Transformation in non-linear sigma model

Question

I'm studying the linear sigma model with regards in the context of effective field theory and the professor is applying a strange transformation for one of the fields. Consider for example a linear $ \sigma $-model with 4 complex scalar fields, $ \sigma $ and $ {\vec \pi} = \left\{ \pi ^1 , \pi ^2 , \pi ^3 \right\}  $ as well as 2 left and 2 right Weyl fermionic fields. Furthermore, we define $ \pi $:
\begin{equation} 
\pi = \sigma + i  {\vec \tau} \cdot {\vec \pi} 
\end{equation} 
where $ {\vec \tau} $ are the Pauli matrices. We then consider the Lagrangian,
\begin{align}
{\cal L} _\sigma & = \frac{1}{4} \mbox{Tr} \left( \partial _\mu \pi \partial ^\mu \pi \right)  + \frac{ \mu ^2 }{ 4 } \mbox{Tr} \left( \pi ^\dagger \pi \right) - \frac{ \lambda }{ 4 !} \left( \mbox{Tr} \left( \pi ^\dagger \pi \right) \right)  ^2 \notag \\ 
  & \qquad +  \bar{\psi} _L i \sigma_\mu\partial^\mu \psi _L + \bar{\psi} _R i \sigma_\mu\partial^\mu \psi _R - g \left( \bar{\psi} _L \pi  \psi _R + \psi _R \pi ^\dagger \psi _L \right)  
\end{align} 

The claim is that this theory has an $ SU(2) _L \times SU(2) _R $ symmetry:
\begin{equation} 
\psi _L \rightarrow L \psi _L  \quad , \quad \psi _R \rightarrow R \psi _R \quad , \quad \pi \rightarrow L \pi R ^\dagger 
\end{equation} 
But what is the justification for allowing this transformation for $ \pi $? Normally matrices transform under 
\begin{equation} 
U A U ^\dagger 
\end{equation} 
so shouldn't this be 
\begin{equation} 
\pi \rightarrow R L \pi L ^\dagger R ^\dagger 
\end{equation} 
instead?

Answer 1

A good way to see this is to think of the Weyl fields as part of a Dirac field \(\begin{pmatrix}ψ_L \\ ψ_R \end{pmatrix}\).
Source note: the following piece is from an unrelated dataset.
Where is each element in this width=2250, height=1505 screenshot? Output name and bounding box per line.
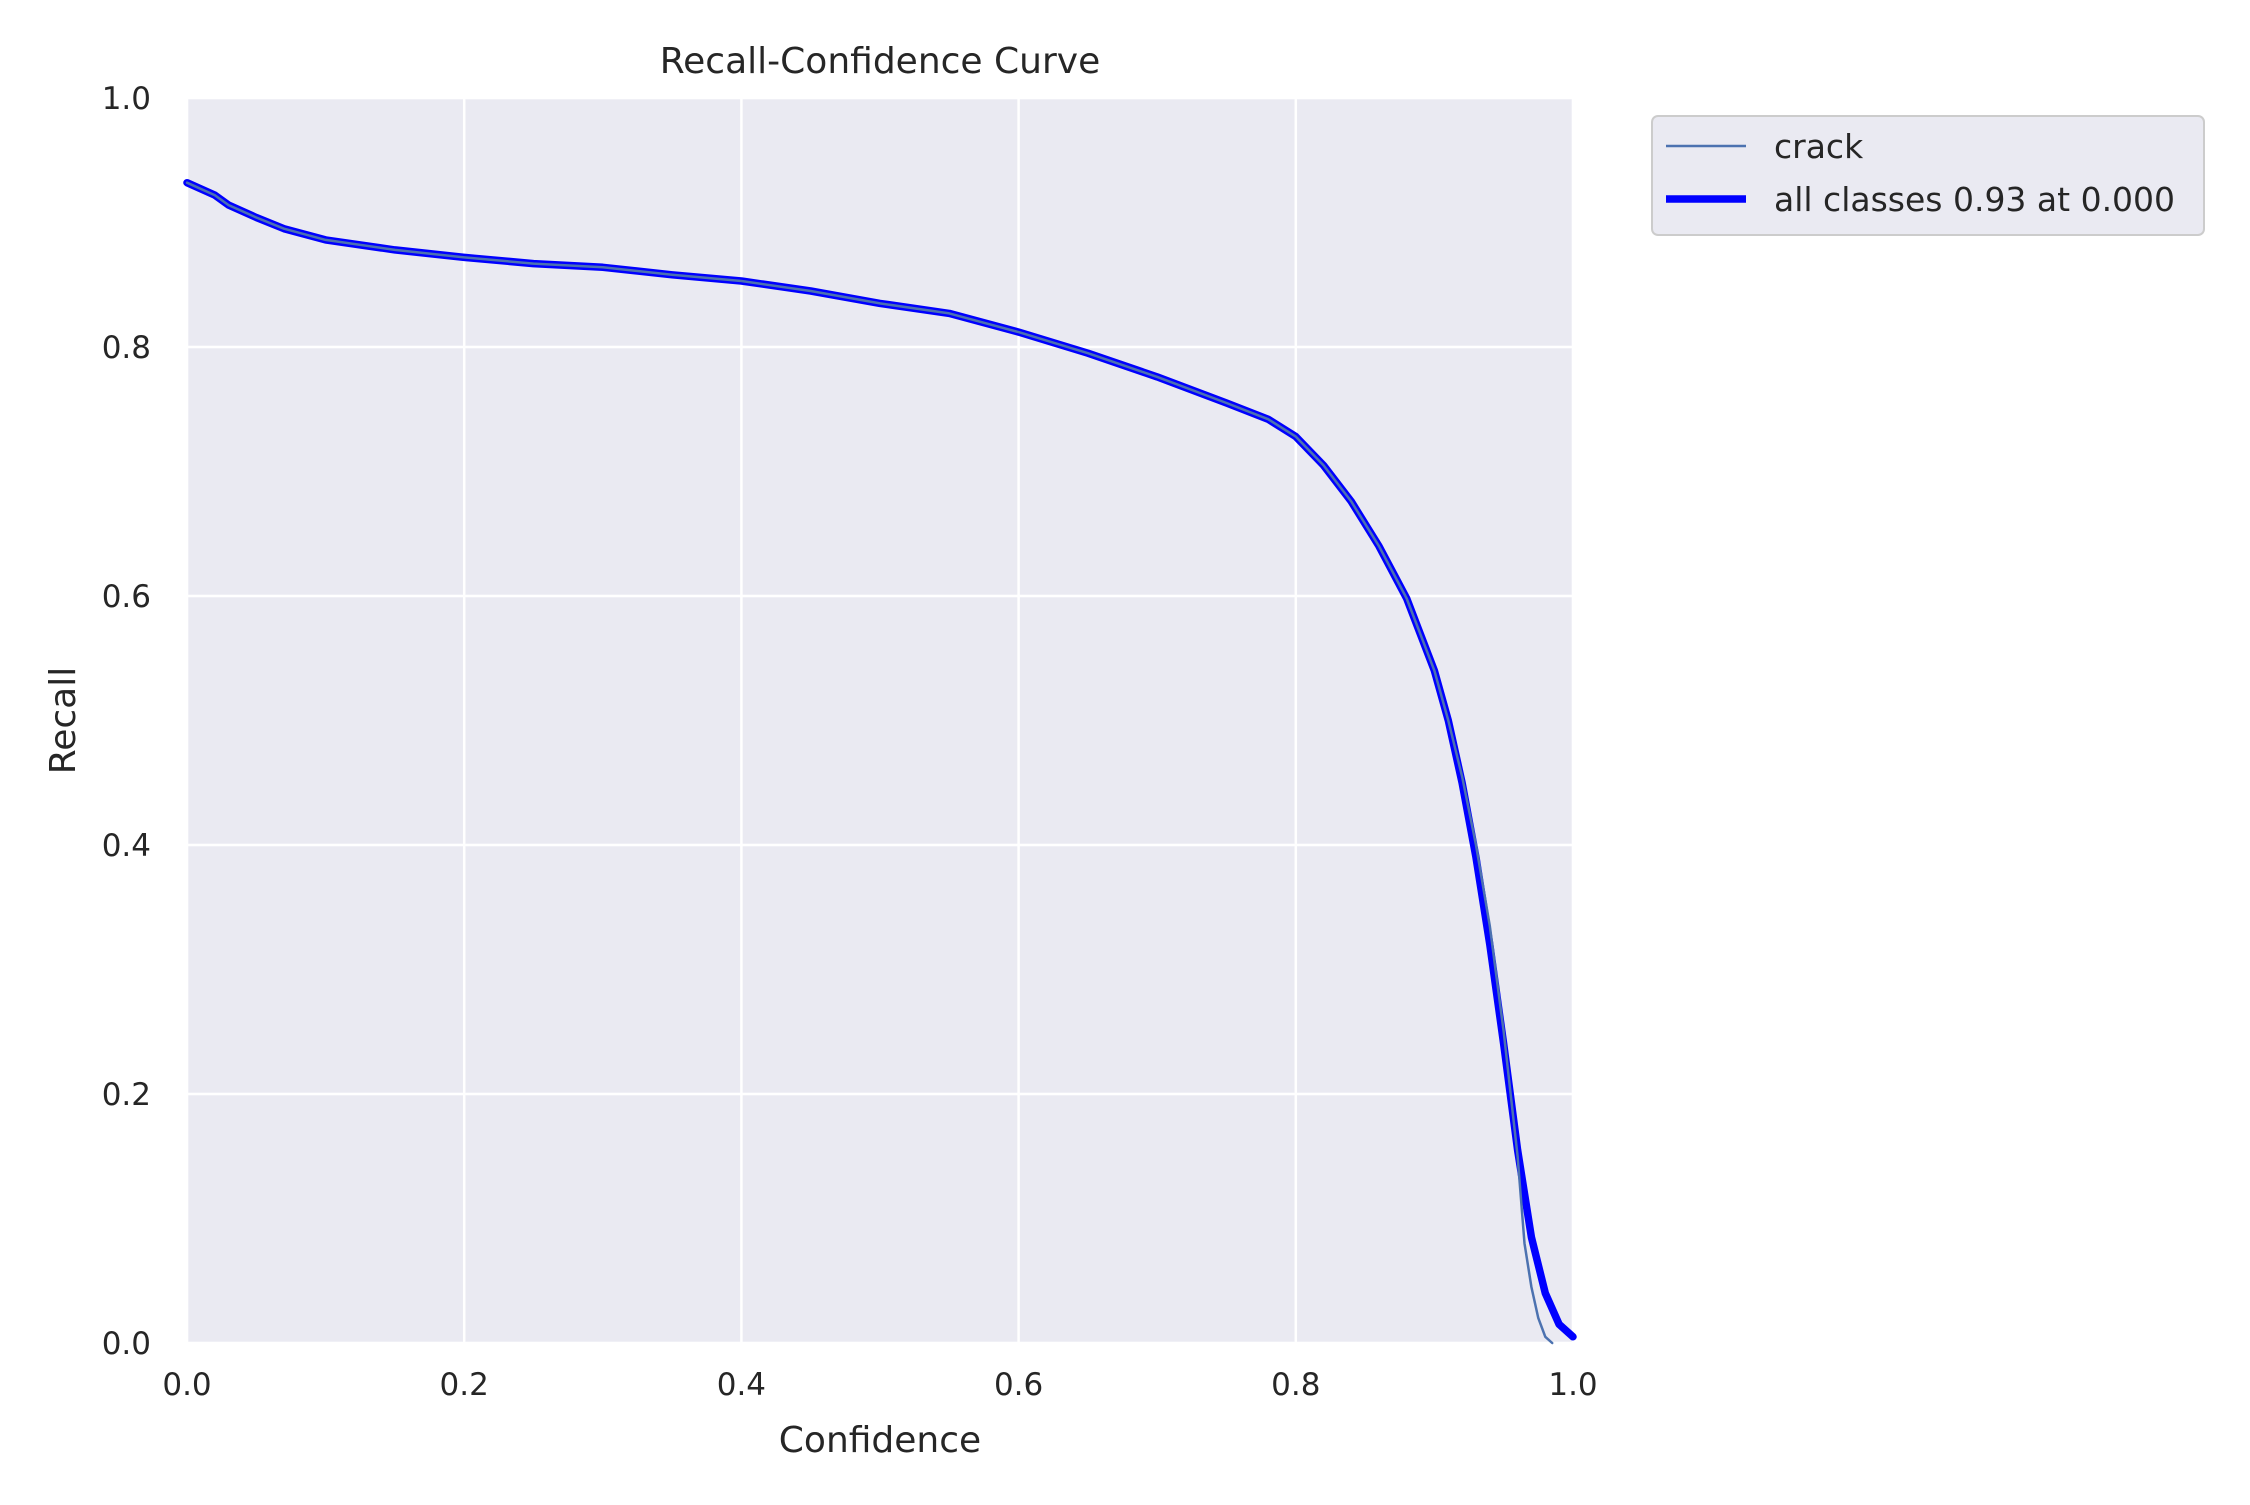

Then the matrix \(π\)is actually the off-diagonal component of a more general coupling:

\(\begin{pmatrix}\bar ψ_L & \bar ψ_R \end{pmatrix}\begin{pmatrix}0 & π \\ π^\dagger & 0 \end{pmatrix} \begin{pmatrix}ψ_L \\ ψ_R \end{pmatrix}\)

The symmetry transformations are part of a larger matrix

\(U = \begin{pmatrix}L & 0 \\ 0 & R \end{pmatrix}\)

and now the coupling transforms as \(UAU^\dagger\)as you would expect.

But even if the situation could not be explained as neatly as above: if the Lagrangian is symmetric under a fancy transformation, then this transformation is a "good" transformation, regardless of whether it fits a preconceived notion of what symmetry transformations should look like.

Comments

Thanks, that works well. I agree that it would be a symmetry regardless, but I think if it couldn't be put in this reducible form into two $SU(2)$ transformations, I would at the very least be reluctant to call it an $SU(2)_L\times SU(2)_R$ symmetry. 

---

What I mean is that not every \(SU(2)\times SU(2)\) symmetry needs to be part of a \(SU(4)\)transformation.

The relevant concept is that of a group action: a mapping that assigns each group element g a transformation \(h_g\). In this case, \(h_{(L,R)}(π)=LπR^\dagger\). However, there is a conditions on the assignment, namely that it is compatible with the group laws, so that \(h_e(π)=π\) and \(h_{gk}(π)=h_g(h_k(π))\).

Note that the transformation you suggested, \(h_{L,R}(π)= RLπ L^\dagger R^\dagger \), is not a group action! It's not compatible with the multiplication law.